Feet tapped as the quartet – who described their music as “eclectic” and “loosey-goosey” – sang a mixture of cover songs and original tunes, among them guitar player and singer “Cleanhead” Ed Gossheim’s “She’s Nine Kinds of Ugly” (not in reference, of course, to any women within a 100-mile radius, Gossheim assured the crowd).
“She only looks good from the neck on down. ... I only take her out in the middle of the night ‘cause she’s nine kinds of ugly,” Grossheim crooned.
The Phoenix Blues Band was the first of 10 performers representing the Midlands and beyond, playing everything from country and bluegrass to blues and rock.

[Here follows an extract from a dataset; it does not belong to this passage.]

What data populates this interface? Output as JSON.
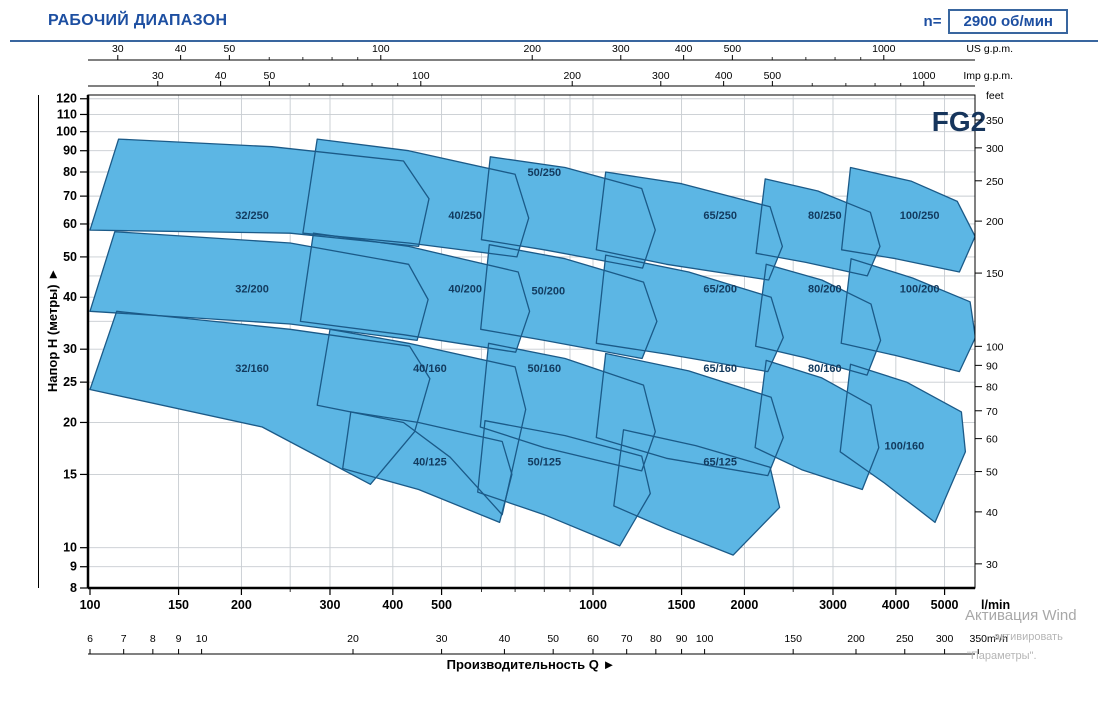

“The whole idea behind this was to help up-and-coming musicians of all different genres get exposure, with an emphasis on playing original material,” said Daniel Riddick, who has produced the festival every year since its start. “Most everything is presented in an acoustic-type format, so it can appeal to a wide range of people.”
Featured at this year’s festival were headliners The Bunch Quitters, a bluegrass band from the Columbia area, and Jacob Johnson, an acoustic and folk-rock performer from Greenville.
Jim Hayes has played at the festival every year but one. He’s lived in Camden for nearly 40 years and sees a lot of familiar faces at the festival.
“(I like) the ambiance,” he said. “A lot of friends and family come out, and a lot of people you don’t get to see a lot. People show up you haven’t seen in a long time.”
Will Britz, of Columbia, has been working in Camden for only a week or so and already recognized familiar local faces at the festival.
He and Ashley Boyles, of Columbia, heard about the festival from a friend. They play in a band themselves and know some of the Jammin’ musicians.
They relaxed in lawn chairs with cool drinks in hand as they took in the laid-back music and atmosphere.
“You don’t get to see local music much,” Britz said. “I go to a lot of festivals ... It’s cool they’re having a tiny one close to home. It’s not very far away, and local music, bands you won’t see anywhere else.”